On January 8, 2013, after being asked to pre-record the show rather than present it live, Santarrosa abruptly left WAPA-TV approximately an hour before the show was slated to air; the episode that aired that day was a re-run of the previous day. The next day, January 9, 2013, Santarrosa presented his resignation in person at WAPA-TV, and the regularly scheduled program was substituted by a movie; later that night, the TV station confirmed Santarrosa's resignation.

===Aftermath===
====Timeslot replacement====
In February 2013, Santarrosa's timeslot in WAPA-TV was replaced by a new live gossip show titled Lo Sé Todo (I Know It All) starring Frankie Jay, Roque Gallart, Sylvia Hernández, Jessica Serrano, and radio producer, Carlos "Topy" Mamery. Jay, Serrano and Hernández, who previously worked as field reporters for Santarrosa in the final years of SuperXclusivos run, continued their work as field reporters on Lo Sé Todo until Gallart, Serrano and Hernández eventually left the program, the latter two for Dando Candela, the show's main competitor; Mamery died in December 2014. Gossip journalist Pedro Juan Figueroa joined the show in March, after leaving Dando Candela, which led to improved ratings. He left the program, months after a hiatus during the aftermath of Hurricane Maria's impact in Puerto Rico and returned months later.

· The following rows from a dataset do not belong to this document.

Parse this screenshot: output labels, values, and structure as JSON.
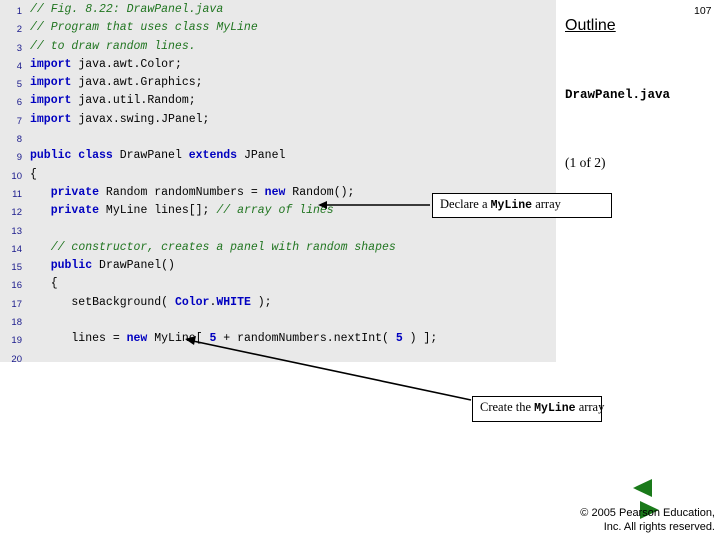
{
  "page_number": "107",
  "outline": {
    "title": "Outline",
    "file_name": "DrawPanel.java",
    "page_of": "(1 of 2)"
  },
  "code": {
    "lines": [
      {
        "n": "1",
        "segments": [
          {
            "t": "// Fig. 8.22: DrawPanel.java",
            "c": "cm"
          }
        ]
      },
      {
        "n": "2",
        "segments": [
          {
            "t": "// Program that uses class MyLine",
            "c": "cm"
          }
        ]
      },
      {
        "n": "3",
        "segments": [
          {
            "t": "// to draw random lines.",
            "c": "cm"
          }
        ]
      },
      {
        "n": "4",
        "segments": [
          {
            "t": "import",
            "c": "kw"
          },
          {
            "t": " java.awt.Color;",
            "c": "pl"
          }
        ]
      },
      {
        "n": "5",
        "segments": [
          {
            "t": "import",
            "c": "kw"
          },
          {
            "t": " java.awt.Graphics;",
            "c": "pl"
          }
        ]
      },
      {
        "n": "6",
        "segments": [
          {
            "t": "import",
            "c": "kw"
          },
          {
            "t": " java.util.Random;",
            "c": "pl"
          }
        ]
      },
      {
        "n": "7",
        "segments": [
          {
            "t": "import",
            "c": "kw"
          },
          {
            "t": " javax.swing.JPanel;",
            "c": "pl"
          }
        ]
      },
      {
        "n": "8",
        "segments": []
      },
      {
        "n": "9",
        "segments": [
          {
            "t": "public class",
            "c": "kw"
          },
          {
            "t": " DrawPanel ",
            "c": "pl"
          },
          {
            "t": "extends",
            "c": "kw"
          },
          {
            "t": " JPanel",
            "c": "pl"
          }
        ]
      },
      {
        "n": "10",
        "segments": [
          {
            "t": "{",
            "c": "pl"
          }
        ]
      },
      {
        "n": "11",
        "segments": [
          {
            "t": "   ",
            "c": "pl"
          },
          {
            "t": "private",
            "c": "kw"
          },
          {
            "t": " Random randomNumbers = ",
            "c": "pl"
          },
          {
            "t": "new",
            "c": "kw"
          },
          {
            "t": " Random();",
            "c": "pl"
          }
        ]
      },
      {
        "n": "12",
        "segments": [
          {
            "t": "   ",
            "c": "pl"
          },
          {
            "t": "private",
            "c": "kw"
          },
          {
            "t": " MyLine lines[]; ",
            "c": "pl"
          },
          {
            "t": "// array of lines",
            "c": "cm"
          }
        ]
      },
      {
        "n": "13",
        "segments": []
      },
      {
        "n": "14",
        "segments": [
          {
            "t": "   ",
            "c": "pl"
          },
          {
            "t": "// constructor, creates a panel with random shapes",
            "c": "cm"
          }
        ]
      },
      {
        "n": "15",
        "segments": [
          {
            "t": "   ",
            "c": "pl"
          },
          {
            "t": "public",
            "c": "kw"
          },
          {
            "t": " DrawPanel()",
            "c": "pl"
          }
        ]
      },
      {
        "n": "16",
        "segments": [
          {
            "t": "   {",
            "c": "pl"
          }
        ]
      },
      {
        "n": "17",
        "segments": [
          {
            "t": "      setBackground( ",
            "c": "pl"
          },
          {
            "t": "Color",
            "c": "kw"
          },
          {
            "t": ".",
            "c": "pl"
          },
          {
            "t": "WHITE",
            "c": "kw"
          },
          {
            "t": " );",
            "c": "pl"
          }
        ]
      },
      {
        "n": "18",
        "segments": []
      },
      {
        "n": "19",
        "segments": [
          {
            "t": "      lines = ",
            "c": "pl"
          },
          {
            "t": "new",
            "c": "kw"
          },
          {
            "t": " MyLine[ ",
            "c": "pl"
          },
          {
            "t": "5",
            "c": "kw"
          },
          {
            "t": " + randomNumbers.nextInt( ",
            "c": "pl"
          },
          {
            "t": "5",
            "c": "kw"
          },
          {
            "t": " ) ];",
            "c": "pl"
          }
        ]
      },
      {
        "n": "20",
        "segments": []
      }
    ]
  },
  "callouts": [
    {
      "prefix": "Declare a ",
      "mono": "MyLine",
      "suffix": " array"
    },
    {
      "prefix": "Create the ",
      "mono": "MyLine",
      "suffix": " array"
    }
  ],
  "nav": {
    "previous_label": "previous-slide",
    "next_label": "next-slide"
  },
  "footer": {
    "line1": "© 2005 Pearson Education,",
    "line2": "Inc.  All rights reserved."
  },
  "colors": {
    "code_background": "#e9e9e9",
    "comment": "#207520",
    "keyword": "#0000c0",
    "line_number": "#1a1a8c",
    "nav_button": "#1a7a1a"
  }
}
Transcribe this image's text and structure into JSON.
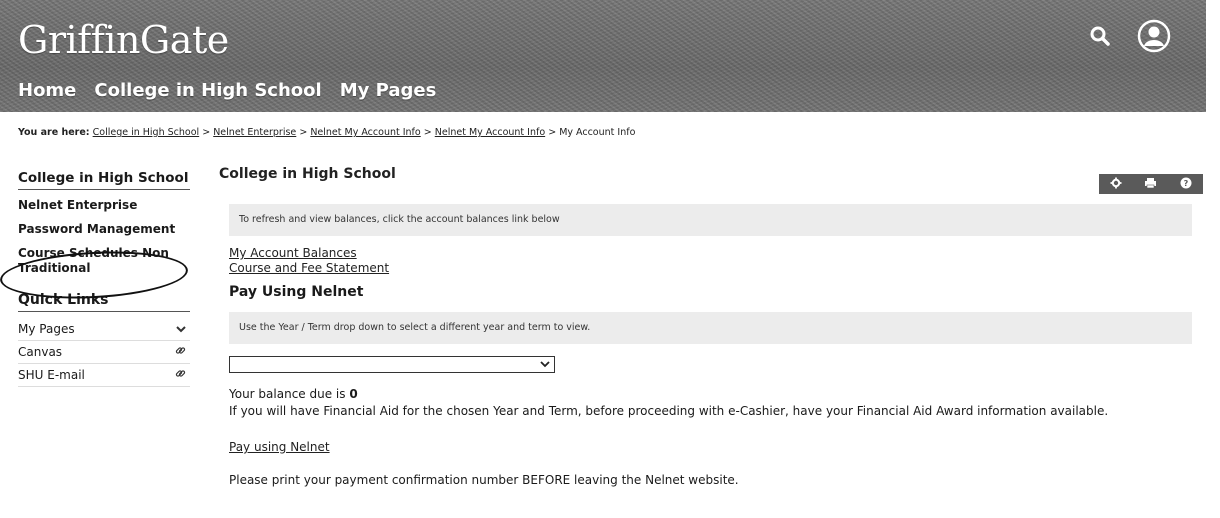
{
  "header": {
    "brand": "GriffinGate",
    "nav": [
      "Home",
      "College in High School",
      "My Pages"
    ],
    "icons": [
      "search-icon",
      "user-icon"
    ]
  },
  "breadcrumb": {
    "prefix": "You are here:",
    "items": [
      "College in High School",
      "Nelnet Enterprise",
      "Nelnet My Account Info",
      "Nelnet My Account Info"
    ],
    "current": "My Account Info",
    "separator": ">"
  },
  "sidebar": {
    "heading": "College in High School",
    "items": [
      "Nelnet Enterprise",
      "Password Management",
      "Course Schedules Non Traditional"
    ],
    "quick_links_heading": "Quick Links",
    "quick_links": [
      {
        "label": "My Pages",
        "icon": "chevron-down-icon"
      },
      {
        "label": "Canvas",
        "icon": "link-icon"
      },
      {
        "label": "SHU E-mail",
        "icon": "link-icon"
      }
    ]
  },
  "main": {
    "title": "College in High School",
    "tools": [
      "gear-icon",
      "print-icon",
      "help-icon"
    ],
    "refresh_info": "To refresh and view balances, click the account balances link below",
    "links": [
      "My Account Balances",
      "Course and Fee Statement"
    ],
    "pay_heading": "Pay Using Nelnet",
    "term_info": "Use the Year / Term drop down to select a different year and term to view.",
    "term_select": {
      "value": ""
    },
    "balance_text": "Your balance due is",
    "balance_value": "0",
    "financial_aid_text": "If you will have Financial Aid for the chosen Year and Term, before proceeding with e-Cashier, have your Financial Aid Award information available.",
    "pay_link": "Pay using Nelnet",
    "note": "Please print your payment confirmation number BEFORE leaving the Nelnet website."
  }
}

====Travieso's transition to Dando Candela====
Over a year after the cancellation of SuperXclusivo, Héctor Travieso accepted a contract to join Dando Candela on Telemundo. Travieso reportedly called Santarrosa before accepting, and Santarrosa encouraged him to take it. Travieso joined Dando Candela in January 2014; however, he quit in May, after less than four months at the show. Rumors stated that Travieso's resignation was related to management concerns about a possible return to TV with Santarrosa.

====La Comay: Aparente y Alegadamente (Movie)====
In September 2014, Manolo Travieso-Hurst, son of Héctor Travieso, announced the release of a documentary he was co-producing based on La Comay. The documentary, La Comay: Aparente y Alegadamente, had a theatrical release in November 2014 and was told via interviews conducted by former Univision reporter Liza Lugo, a constant target of La Comay. Among those interviewed, included public figures who were either involved or affected by La Comay, such as journalist Carmen Jovet, analyst Rubén Sánchez, former mayor of San Juan Jorge Santini, radio host Jorge Seijo, LGBT activist Pedro Julio Serrano, and others. Kobbo Santarosa himself was also interviewed in his home in Orlando.

==Return and retirement==
On December 19, 2018, it was confirmed that La Comay would be returning to television to Mega TV after years of speculation. The new show, titled after the puppet gossiper, premiered on January 28, 2019 and ended on December 18, 2020, after Santarrosa decided not to renew the show's contract with the network. This resulted the show to move to TeleOnce on March 1, 2021, with comedian Yan Ruiz as the new co-host, eventually replaced once again by Roque Gallart. On January 8, 2025 the show aired a tribute to Hector Traviaso after his death. La Comay aired its final episode on January 31, 2025, with Santarrosa announcing he would be retiring from media business.